How to make spicy and sour pickled lotus root

How to make spicy and sour pickled lotus root

The most easily overlooked thing in cooking is the heat. When making spicy and sour pickled lotus root, the heat is very important. Pay attention to the heat and it will undoubtedly be a successful dish. When you entertain guests at home, you don’t have to go to a big hotel. Preparing a delicious dish like this will also impress your guests.

1. Peel and wash the lotus root, cut into cubes and set aside

2. Heat the oil in a pan and add the kimchi and stir-fry until the spicy flavor comes out. Add lotus root, salt, fresh soy sauce and vinegar and stir-fry over high heat.

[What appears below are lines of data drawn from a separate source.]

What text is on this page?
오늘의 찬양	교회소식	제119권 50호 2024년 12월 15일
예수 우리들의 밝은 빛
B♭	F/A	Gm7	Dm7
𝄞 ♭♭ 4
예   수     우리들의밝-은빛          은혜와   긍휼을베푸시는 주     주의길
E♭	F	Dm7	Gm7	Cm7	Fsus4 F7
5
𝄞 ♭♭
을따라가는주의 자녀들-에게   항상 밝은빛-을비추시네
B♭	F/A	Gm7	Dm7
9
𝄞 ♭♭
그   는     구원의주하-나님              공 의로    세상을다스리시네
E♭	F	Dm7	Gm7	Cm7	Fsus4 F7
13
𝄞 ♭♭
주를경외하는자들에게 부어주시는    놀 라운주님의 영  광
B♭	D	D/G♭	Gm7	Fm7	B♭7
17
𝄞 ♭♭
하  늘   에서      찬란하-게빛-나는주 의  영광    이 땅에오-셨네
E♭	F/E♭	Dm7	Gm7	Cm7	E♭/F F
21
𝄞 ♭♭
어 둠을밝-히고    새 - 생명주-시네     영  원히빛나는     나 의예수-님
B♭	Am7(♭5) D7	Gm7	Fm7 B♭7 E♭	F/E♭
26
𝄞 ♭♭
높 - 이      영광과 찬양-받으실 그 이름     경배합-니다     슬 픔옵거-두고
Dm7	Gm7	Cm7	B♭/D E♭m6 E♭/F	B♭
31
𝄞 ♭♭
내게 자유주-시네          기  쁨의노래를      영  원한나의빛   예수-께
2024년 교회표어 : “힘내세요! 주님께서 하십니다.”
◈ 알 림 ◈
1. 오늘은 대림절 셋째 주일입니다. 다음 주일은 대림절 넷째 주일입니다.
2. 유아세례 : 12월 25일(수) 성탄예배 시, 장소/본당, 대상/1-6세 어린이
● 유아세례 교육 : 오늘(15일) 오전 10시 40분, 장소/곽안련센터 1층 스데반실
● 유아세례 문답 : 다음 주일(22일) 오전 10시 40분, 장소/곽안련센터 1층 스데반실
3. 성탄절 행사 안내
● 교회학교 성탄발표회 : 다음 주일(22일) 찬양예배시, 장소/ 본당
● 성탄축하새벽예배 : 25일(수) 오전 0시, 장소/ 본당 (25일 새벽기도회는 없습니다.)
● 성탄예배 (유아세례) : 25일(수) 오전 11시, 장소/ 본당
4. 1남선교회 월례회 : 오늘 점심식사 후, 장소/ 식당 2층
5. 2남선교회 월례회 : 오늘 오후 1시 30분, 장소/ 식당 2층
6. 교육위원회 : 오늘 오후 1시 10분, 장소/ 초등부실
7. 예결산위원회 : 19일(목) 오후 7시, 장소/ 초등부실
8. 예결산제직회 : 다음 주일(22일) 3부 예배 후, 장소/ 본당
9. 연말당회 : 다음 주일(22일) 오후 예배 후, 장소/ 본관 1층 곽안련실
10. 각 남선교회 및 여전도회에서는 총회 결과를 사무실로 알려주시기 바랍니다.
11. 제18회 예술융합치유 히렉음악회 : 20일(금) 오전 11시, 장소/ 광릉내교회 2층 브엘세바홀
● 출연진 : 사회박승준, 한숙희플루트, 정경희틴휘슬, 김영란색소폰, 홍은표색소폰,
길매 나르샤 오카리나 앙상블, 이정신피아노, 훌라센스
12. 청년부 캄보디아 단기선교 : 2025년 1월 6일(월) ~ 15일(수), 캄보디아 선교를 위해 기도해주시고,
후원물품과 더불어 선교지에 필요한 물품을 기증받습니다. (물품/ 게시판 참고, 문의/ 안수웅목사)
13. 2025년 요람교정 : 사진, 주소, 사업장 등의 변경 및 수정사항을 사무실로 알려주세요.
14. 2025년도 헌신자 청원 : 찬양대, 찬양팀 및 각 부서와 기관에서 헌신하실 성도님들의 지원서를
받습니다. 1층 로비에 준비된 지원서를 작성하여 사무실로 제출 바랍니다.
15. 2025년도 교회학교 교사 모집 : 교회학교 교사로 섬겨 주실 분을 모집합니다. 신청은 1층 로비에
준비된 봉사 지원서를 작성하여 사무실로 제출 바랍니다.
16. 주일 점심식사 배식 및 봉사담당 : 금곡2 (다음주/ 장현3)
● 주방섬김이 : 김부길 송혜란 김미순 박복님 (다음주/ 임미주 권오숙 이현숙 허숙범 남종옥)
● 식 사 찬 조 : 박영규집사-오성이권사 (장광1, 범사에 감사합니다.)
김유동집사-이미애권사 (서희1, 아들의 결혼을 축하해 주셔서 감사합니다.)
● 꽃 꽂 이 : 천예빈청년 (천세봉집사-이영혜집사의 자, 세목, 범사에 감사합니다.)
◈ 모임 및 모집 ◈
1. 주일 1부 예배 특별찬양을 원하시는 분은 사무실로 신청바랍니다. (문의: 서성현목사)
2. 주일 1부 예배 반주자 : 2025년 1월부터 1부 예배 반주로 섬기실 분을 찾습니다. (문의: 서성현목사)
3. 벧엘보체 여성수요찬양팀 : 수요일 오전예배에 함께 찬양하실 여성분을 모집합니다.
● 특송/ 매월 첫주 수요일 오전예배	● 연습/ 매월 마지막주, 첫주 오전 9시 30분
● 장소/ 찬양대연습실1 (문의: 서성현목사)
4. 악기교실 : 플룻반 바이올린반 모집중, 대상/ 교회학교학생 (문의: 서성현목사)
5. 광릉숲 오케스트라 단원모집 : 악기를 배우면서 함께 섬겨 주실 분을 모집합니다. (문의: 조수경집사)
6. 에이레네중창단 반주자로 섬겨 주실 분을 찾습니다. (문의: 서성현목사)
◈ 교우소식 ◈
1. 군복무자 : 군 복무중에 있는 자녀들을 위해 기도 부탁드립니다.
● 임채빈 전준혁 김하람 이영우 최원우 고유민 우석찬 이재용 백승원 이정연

3. This is the kimchi I made before. It was made with local chili powder. It was so spicy that I dared not eat it. Just when I was wondering what to do with it, I suddenly had an idea to use it in the dish instead of the chili peppers. No more nonsense! Take out four or five slices and cut them into small pieces

4. In order to increase the color, Korean chili sauce is added, but it can generally be omitted. Finally, add sugar to enhance flavor and serve.

For the sake of health, we advocate cooking at home. The method of making spicy and sour pickled lotus root is very simple, delicious and healthy, and is highly recommended.